ICFP Pearl on rec-def

Thanks! That paper “Call-by-need is clairvoyant call-by-value” is super helpful, maybe Clairvoyant Call by Need indeed solves my problems.

@Lysxia, you formalized Clairvoyant Call by Need in Coq… what do you think? (Based on your paper you did not consider non-structurally-recursive definitions, so probably no knot-tying in your formalization, right?)

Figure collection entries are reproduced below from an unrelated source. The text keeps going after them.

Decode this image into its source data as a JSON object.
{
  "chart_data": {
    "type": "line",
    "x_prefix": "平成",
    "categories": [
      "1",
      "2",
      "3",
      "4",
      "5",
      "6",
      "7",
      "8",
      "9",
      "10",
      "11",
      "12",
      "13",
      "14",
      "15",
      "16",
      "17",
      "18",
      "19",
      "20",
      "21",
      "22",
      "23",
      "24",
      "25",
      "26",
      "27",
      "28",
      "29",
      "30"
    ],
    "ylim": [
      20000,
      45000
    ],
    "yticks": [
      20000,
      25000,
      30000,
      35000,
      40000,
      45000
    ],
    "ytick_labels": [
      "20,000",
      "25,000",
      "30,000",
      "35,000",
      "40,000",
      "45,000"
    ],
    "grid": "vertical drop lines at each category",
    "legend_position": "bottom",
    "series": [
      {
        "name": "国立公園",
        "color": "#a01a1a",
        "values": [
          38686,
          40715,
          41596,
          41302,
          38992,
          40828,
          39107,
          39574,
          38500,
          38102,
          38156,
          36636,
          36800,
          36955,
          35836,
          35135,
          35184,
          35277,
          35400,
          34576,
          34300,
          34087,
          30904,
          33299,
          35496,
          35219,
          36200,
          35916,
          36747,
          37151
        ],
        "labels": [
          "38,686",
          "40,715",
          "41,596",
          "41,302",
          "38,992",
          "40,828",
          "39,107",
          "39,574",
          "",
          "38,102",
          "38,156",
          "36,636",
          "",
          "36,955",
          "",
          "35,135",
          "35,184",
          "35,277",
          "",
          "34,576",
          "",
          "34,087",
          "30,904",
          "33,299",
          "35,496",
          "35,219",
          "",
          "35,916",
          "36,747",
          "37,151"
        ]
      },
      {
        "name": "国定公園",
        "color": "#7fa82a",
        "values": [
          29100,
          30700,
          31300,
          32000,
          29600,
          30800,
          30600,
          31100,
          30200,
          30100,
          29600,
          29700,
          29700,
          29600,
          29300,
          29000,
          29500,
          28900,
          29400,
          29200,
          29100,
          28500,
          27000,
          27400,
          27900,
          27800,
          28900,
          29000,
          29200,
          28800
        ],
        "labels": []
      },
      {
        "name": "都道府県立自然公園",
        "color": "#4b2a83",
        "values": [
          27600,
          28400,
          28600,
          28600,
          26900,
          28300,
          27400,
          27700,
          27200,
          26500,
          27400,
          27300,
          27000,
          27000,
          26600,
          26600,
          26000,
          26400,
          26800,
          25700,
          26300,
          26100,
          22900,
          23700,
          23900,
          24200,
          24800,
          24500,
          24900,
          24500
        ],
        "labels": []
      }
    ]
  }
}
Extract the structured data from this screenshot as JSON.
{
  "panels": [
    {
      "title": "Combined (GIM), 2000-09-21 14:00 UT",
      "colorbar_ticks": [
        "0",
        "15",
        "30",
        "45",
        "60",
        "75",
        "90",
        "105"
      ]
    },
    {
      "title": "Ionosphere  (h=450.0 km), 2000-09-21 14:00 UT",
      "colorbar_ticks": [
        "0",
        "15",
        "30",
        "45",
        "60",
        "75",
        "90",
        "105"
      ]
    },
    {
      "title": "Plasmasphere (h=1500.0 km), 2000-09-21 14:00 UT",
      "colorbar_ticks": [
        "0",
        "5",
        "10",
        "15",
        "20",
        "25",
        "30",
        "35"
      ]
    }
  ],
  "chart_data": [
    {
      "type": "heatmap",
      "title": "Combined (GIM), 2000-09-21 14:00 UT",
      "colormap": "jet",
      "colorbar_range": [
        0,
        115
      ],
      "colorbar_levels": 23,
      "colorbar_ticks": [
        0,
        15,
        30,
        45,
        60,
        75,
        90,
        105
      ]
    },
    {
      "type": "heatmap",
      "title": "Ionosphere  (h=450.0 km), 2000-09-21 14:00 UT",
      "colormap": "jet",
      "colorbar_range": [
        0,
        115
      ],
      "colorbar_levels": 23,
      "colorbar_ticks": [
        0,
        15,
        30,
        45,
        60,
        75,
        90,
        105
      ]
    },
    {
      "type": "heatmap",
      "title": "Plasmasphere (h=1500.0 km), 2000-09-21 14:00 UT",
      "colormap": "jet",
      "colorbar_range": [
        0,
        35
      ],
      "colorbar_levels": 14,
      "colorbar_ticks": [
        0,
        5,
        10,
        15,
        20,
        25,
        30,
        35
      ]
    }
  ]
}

The paper doesn’t give the denotational semantics for the language extended with data types, but I can guess what it would look like:

  • adding a (simple) S x constructor to the syntax,
  • changing the value domain to V ≅ (V_⊥ → D) + D to (which I’ll write as S d as well)
  • Adding the equation equation [[ S x ]]ϱ = 0 ▹ S (ϱ)

Now the denotation of

let x = S x in x

seems to be, if my scribblings are correct, 2 ▹ (µ x. C (0 ▹ x)), while for

let x = λ y. S (x y) in x e

(for arbitrary e) I get 6 ▹ (µ x. C (4 ▹ x)) (the cost counters may be off a bit).

So if “cost zero” means “ value is shared”, then indeed this denotational semantics allows me to distinguish knot-tying vs. untied knots!

(And probably I can simplify by only keeping track of 0 vs. not-0 in the semantics.)

What I am unsure now: Can I introduce an operation rseq x that is () if x evaluates to a cyclic data structure, and ⊥ else? It seems that “evaluates to a cyclic data structure” means “can be evaluated to a (infinite) tree of constructor applications where the overall cost is finite” or equivalently “all but finitely many costs are 0”. I can certainly define an operation D → D that way, but I worry: is it continuous?

It seems not. In this particular partial order we have

  (µ x. C (1 ▹ x))
⊏ C (0 ▹ (µ x. C (1 ▹ x)))
⊏ C (0 ▹ C (0 ▹ (µ x. C (1 ▹ x))))
…
⊏  (µ x. C (0 ▹ x))

but rseq (µ x. C (1 ▹ x)) = ⊥ and C (0 ▹ (µ x. C (1 ▹ x))) = ⊥ and also (µ x. C (0 ▹ x)) = (). This is monotonic, but not continuous.

So we cannot “simply” add this operation to the language. Too bad.